Vladimir Vapnik, University of London and Columbia University

This talk covers a new learning paradigm. In the classical paradigm, the learning machine uses a data-driven model of learning. In the LUSI paradigm, the learning machine computes statistical invariants that are specific for the problem, and then minimizes the expected error in a way that preserves these invariants; it is thus both data- and intelligent-driven learning. Mathematically, methods of the new paradigm employ both strong and weak convergence mechanisms, increasing the rate of convergence. LUSI describes a complete theory of learning and can be considered as a mathematical alternative to "deep learning" heuristic. The talk includes content from a paper published in Machine Learning, Springer 2018.
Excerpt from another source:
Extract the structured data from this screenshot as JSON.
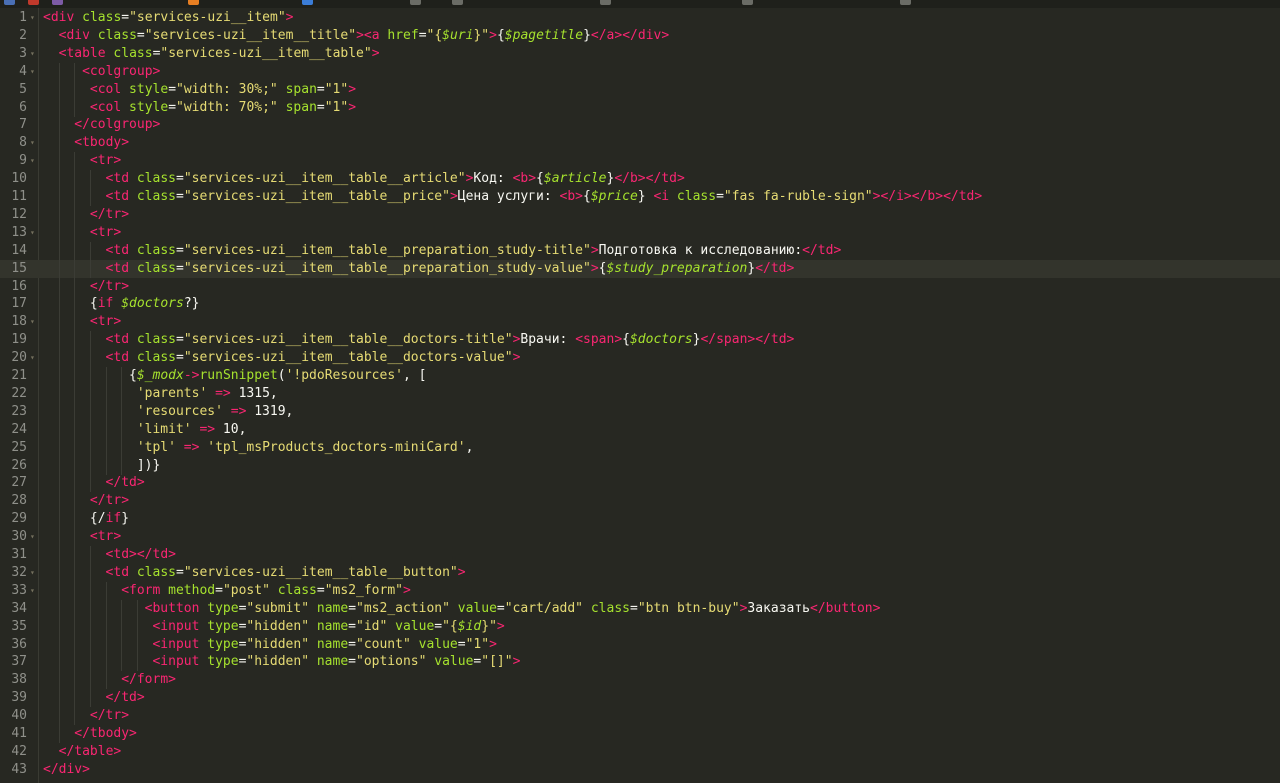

Vladimir Vapnik has taught and researched in computer science, theoretical and applied statistics for over 30 years. His major achievements include a general theory of minimizing the expected risk using empirical data, and a new type of learning machine called Support Vector that possesses a high level of generalization ability. These techniques have been used in constructing intelligent machines. Prof. Vapnik gained his Masters Degree in Mathematics in 1958 at Uzbek State University, Samarkand, USSR, received his master's degree in mathematics from the Uzbek State University in 1958, and completed his Ph.D in statistics at the Institute of Control Sciences, Moscow in 1964, where he became Head of the Computer Science Research Department, before he joined AT&T Bell Laboratories, NJ. He holds a Professor of Computer Science and Statistics position at Royal Holloway, University of London since 1995, and a position as Professor of Computer Science at Columbia University, New York City since 2003.

Dertouzos Distinguished Lecture Series

The Dertouzos Lecture Series has been a tradition since 1976, featuring some of the most influential thinkers in computer science, including Bill Gates, Steven Jobs, Donald Knuth, John McCarthy, and Mitchell Kapor. Formerly the Distinguished Lecturer Series, the series has been renamed in memory of Michael Dertouzos, Director for the Lab for Computer Science from 1974 to 2001.